Judge Accuses DeSantis Of This

Gage Skidmore from Peoria, AZ, United States of America, CC BY-SA 2.0 , via Wikimedia Commons

On Thursday (August 18), a federal judge blocked a law — championed by Florida Governor Ron DeSantis (R) — that limits how workplaces and schools can discuss race during training or instruction.

The law referred to as the “Stop WOKE Act” had a preliminary injunction issued by the U.S. District Court for the Northern District of Florida Chief Judge Mark Walker.

In the injunction, Walker argues the law violates free speech protection offered by the Fourth Amendment, including a violation of the Fourth Amendment’s Due Process Clause by being impermissibly vague.

In his ruling, Walker compared the law to a fictional alternate dimension “upside down” in Netflix’s “Stranger Things.”

He writes, “Recently, Florida has seemed like a First Amendment upside down.”

Walker, appointed by former President Barack Obama, elaborates by explaining that “the First Amendment bars the state from burdening speech, while private actors may burden speech freely. But in Florida, the First Amendment apparently bars private actors from burdening speech, while the state may burden speech freely.”

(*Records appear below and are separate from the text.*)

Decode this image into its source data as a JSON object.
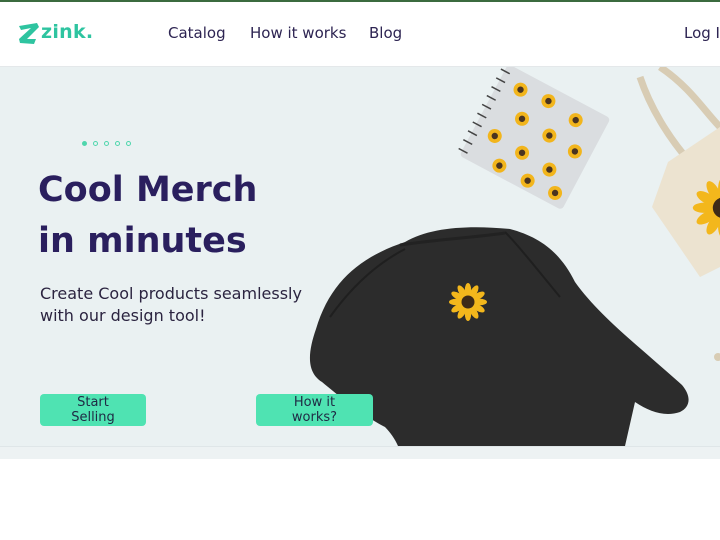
{
  "nav": {
    "logo_text": "zink.",
    "links": [
      "Catalog",
      "How it works",
      "Blog"
    ],
    "login": "Log In"
  },
  "hero": {
    "headline_line1": "Cool Merch",
    "headline_line2": "in minutes",
    "subtitle_line1": "Create Cool products seamlessly",
    "subtitle_line2": "with our design tool!",
    "primary_cta": "Start Selling",
    "secondary_cta": "How it works?",
    "slides_total": 5,
    "active_slide": 1,
    "products": [
      "notebook",
      "sweatshirt",
      "tote-bag"
    ]
  },
  "colors": {
    "brand": "#2ec4a0",
    "button": "#4fe3b2",
    "hero_bg": "#eaf1f2",
    "headline": "#2a1f5e"
  }
}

The law, which was touted by DeSantis as opposition to having the “far-left woke agenda take over our schools and workplaces” at a signing ceremony in April, prohibits workplaces from requiring employees to attend any activity violating eight concepts.

One of the concepts includes instilling “personal responsibility” in someone for historic wrongdoings because of their race, color, sex, or national origin.

Such concepts, Walker argued, implemented a viewpoint-based regulation on speech, noting that “If Florida truly believes we live in a post-racial society, then let it make its case.”

However, he clarified, the state couldn’t do that by “muzzling its opponents.”